Once the machine is ready, a “Connect!” button will appear next to the reservation. Click on it and note down the IP address of the machine. Alternatively, download the RDP file. Use an RDP client such as Remote Desktop Connection on Windows or Microsoft Remote Desktop on macOS (available for free on the Mac App Store) to connect to the VM. To start the labtainer terminal environment, launch “Labtainer Terminal” on the desktop.
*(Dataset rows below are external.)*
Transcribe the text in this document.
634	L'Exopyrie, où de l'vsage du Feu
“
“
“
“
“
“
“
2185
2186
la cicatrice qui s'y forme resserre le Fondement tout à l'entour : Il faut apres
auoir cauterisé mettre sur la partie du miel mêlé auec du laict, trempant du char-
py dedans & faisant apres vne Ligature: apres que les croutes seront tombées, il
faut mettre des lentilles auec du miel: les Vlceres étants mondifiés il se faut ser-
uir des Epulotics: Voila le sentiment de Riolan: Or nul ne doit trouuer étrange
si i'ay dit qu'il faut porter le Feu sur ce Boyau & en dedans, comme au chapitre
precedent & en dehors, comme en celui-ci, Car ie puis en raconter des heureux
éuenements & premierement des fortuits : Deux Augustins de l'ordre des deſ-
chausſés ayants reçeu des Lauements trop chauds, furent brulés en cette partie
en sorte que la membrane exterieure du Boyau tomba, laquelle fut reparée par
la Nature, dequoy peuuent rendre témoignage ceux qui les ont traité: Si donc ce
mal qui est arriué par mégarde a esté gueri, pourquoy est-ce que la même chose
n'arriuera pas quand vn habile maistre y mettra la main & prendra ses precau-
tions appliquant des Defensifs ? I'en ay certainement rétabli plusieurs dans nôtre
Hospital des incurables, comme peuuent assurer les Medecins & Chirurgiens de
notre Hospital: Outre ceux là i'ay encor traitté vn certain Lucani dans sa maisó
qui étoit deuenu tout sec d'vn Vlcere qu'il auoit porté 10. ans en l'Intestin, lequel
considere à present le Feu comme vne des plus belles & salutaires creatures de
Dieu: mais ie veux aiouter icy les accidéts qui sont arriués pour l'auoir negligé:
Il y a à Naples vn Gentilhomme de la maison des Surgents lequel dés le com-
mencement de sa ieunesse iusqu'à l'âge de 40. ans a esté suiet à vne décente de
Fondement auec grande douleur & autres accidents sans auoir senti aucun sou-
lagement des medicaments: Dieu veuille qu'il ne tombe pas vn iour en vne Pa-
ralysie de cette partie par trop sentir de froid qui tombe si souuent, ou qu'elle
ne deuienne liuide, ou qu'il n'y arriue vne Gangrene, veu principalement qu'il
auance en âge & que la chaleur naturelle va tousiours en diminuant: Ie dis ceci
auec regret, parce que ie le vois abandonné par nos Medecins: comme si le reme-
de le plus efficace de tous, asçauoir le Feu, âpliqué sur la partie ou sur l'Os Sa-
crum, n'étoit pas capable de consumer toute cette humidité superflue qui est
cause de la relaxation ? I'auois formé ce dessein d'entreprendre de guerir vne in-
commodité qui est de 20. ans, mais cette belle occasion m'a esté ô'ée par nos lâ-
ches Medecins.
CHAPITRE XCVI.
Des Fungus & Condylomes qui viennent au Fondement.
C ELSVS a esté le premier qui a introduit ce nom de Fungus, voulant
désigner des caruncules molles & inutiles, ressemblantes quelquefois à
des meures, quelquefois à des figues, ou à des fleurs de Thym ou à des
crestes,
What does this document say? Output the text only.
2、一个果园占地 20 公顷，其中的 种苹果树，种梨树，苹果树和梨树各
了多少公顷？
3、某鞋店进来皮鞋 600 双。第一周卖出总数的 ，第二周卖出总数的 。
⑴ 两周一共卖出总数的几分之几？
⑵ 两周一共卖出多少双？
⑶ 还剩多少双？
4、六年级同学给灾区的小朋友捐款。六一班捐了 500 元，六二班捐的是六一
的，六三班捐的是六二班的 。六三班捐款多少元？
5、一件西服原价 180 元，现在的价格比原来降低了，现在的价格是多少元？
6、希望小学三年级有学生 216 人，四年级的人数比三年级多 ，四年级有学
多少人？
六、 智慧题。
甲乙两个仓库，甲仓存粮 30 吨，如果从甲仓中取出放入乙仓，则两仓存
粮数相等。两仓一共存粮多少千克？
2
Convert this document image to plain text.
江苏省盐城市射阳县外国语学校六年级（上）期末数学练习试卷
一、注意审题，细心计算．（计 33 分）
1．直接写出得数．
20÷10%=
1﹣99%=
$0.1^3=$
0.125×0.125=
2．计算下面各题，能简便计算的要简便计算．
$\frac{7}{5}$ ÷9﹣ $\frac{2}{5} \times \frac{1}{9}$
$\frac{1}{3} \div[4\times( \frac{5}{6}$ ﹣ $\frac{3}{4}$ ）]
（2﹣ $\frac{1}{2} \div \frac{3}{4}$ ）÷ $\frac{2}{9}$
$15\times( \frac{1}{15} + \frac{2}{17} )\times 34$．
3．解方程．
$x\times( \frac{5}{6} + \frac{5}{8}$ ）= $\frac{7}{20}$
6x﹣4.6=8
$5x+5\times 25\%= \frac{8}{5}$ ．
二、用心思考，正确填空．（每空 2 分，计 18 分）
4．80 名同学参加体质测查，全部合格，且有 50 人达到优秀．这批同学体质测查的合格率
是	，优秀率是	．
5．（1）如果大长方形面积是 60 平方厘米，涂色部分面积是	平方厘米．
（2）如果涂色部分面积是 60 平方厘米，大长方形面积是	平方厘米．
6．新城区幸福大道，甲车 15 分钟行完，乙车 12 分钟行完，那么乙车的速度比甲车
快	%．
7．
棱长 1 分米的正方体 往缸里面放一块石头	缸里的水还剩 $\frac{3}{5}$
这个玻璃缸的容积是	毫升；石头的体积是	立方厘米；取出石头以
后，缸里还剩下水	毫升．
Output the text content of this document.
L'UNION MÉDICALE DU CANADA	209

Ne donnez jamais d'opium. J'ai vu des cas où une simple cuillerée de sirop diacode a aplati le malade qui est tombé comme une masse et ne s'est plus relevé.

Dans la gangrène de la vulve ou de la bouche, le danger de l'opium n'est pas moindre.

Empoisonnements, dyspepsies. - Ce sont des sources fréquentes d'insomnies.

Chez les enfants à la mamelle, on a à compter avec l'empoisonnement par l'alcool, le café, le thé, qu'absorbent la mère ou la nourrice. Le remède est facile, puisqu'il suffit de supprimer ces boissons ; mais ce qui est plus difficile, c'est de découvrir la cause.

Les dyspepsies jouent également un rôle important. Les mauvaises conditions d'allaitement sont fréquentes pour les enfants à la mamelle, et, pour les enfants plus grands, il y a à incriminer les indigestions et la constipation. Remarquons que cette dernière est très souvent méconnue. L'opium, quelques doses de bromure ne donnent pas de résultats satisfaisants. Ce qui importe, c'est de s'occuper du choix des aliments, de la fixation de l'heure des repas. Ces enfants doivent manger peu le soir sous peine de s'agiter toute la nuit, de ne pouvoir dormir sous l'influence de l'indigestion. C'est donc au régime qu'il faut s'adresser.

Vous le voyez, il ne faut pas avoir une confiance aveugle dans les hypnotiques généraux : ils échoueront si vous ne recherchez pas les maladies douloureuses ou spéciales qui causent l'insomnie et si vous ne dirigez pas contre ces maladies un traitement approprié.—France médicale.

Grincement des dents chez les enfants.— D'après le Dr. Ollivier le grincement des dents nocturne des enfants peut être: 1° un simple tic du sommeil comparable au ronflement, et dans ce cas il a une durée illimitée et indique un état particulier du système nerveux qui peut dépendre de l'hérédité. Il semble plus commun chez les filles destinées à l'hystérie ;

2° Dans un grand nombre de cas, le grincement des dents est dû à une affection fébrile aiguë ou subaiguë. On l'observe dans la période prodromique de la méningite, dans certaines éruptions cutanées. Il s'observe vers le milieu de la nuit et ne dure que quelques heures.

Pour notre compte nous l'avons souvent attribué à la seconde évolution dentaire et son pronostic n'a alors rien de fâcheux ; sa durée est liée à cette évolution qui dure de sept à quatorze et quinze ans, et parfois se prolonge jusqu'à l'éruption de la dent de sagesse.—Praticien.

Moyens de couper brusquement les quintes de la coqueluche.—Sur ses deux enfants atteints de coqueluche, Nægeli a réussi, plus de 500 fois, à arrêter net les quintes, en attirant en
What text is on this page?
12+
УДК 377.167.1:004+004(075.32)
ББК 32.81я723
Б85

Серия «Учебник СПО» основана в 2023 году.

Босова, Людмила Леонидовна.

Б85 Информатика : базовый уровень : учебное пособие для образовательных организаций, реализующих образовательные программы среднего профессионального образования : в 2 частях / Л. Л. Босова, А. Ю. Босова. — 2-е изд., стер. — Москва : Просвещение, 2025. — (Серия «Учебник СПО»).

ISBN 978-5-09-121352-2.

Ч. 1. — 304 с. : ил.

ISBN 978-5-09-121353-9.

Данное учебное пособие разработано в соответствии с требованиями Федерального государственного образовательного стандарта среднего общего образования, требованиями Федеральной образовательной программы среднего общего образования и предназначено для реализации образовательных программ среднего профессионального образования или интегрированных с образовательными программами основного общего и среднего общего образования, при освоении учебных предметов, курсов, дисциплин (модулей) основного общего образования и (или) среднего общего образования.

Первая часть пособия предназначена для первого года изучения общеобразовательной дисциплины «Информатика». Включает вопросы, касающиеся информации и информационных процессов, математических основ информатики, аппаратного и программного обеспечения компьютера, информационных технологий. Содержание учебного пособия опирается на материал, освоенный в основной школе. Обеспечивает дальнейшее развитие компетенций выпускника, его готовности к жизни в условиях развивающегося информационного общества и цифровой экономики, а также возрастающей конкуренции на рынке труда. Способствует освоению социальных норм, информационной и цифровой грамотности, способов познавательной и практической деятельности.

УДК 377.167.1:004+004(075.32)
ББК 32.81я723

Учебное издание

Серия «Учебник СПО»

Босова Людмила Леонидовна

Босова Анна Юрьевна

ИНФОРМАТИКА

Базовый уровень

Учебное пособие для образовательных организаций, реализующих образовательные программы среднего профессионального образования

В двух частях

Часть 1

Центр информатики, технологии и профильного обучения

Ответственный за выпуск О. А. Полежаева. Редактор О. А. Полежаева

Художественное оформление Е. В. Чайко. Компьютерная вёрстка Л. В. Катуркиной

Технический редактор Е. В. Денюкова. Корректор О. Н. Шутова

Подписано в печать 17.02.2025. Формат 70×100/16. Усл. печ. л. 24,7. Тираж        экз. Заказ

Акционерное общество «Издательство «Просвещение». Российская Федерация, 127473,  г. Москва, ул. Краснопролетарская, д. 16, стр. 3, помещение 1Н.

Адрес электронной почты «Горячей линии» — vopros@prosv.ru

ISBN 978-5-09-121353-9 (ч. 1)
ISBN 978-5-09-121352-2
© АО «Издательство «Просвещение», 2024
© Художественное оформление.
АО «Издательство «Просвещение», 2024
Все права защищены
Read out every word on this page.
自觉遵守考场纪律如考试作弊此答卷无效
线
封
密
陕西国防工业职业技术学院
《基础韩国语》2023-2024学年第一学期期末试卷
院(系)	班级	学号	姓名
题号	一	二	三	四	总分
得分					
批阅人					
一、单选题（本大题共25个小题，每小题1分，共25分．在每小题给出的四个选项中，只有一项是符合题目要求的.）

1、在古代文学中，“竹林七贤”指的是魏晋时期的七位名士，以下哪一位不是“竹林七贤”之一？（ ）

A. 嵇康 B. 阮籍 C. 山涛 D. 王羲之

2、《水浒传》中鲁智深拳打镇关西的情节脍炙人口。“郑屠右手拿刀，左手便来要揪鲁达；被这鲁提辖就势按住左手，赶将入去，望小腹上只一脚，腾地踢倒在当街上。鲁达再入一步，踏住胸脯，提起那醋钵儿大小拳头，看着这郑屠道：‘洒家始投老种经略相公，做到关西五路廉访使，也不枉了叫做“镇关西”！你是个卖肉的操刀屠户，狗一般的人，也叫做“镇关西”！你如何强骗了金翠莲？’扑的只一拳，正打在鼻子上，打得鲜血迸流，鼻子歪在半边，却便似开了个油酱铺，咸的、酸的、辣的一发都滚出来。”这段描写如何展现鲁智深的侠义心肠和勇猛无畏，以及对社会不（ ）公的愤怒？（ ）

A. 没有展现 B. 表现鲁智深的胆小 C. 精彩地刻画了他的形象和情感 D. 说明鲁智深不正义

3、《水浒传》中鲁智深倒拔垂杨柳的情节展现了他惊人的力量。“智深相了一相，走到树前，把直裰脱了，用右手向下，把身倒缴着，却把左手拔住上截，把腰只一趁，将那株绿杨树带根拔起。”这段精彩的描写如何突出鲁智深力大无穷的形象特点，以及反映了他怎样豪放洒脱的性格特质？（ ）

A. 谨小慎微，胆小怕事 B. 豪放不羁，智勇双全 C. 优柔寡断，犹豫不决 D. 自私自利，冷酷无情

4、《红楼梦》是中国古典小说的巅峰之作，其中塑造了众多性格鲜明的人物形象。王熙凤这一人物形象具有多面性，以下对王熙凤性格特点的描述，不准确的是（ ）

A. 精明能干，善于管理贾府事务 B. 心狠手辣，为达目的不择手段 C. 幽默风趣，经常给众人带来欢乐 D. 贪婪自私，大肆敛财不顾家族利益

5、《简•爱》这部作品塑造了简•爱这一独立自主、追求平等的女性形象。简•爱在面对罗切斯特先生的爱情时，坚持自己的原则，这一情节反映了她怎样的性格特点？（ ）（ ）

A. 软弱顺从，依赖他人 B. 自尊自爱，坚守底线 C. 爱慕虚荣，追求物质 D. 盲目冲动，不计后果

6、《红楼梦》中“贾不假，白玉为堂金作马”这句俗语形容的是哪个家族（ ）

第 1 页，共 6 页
Make sure you save your work after you finish the lab. The VM will be wiped clean once the reservation time expires or you delete the reservation. You can use the web browser on the VM to upload the .lab file or use SFTP or SCP to download the file to your local machine.

Desktop performance will depend on your network connection and the resolution of the remote virtual display. Performance will generally be best on the NCSU campus but the VM can be accessed anywhere with an internet connection.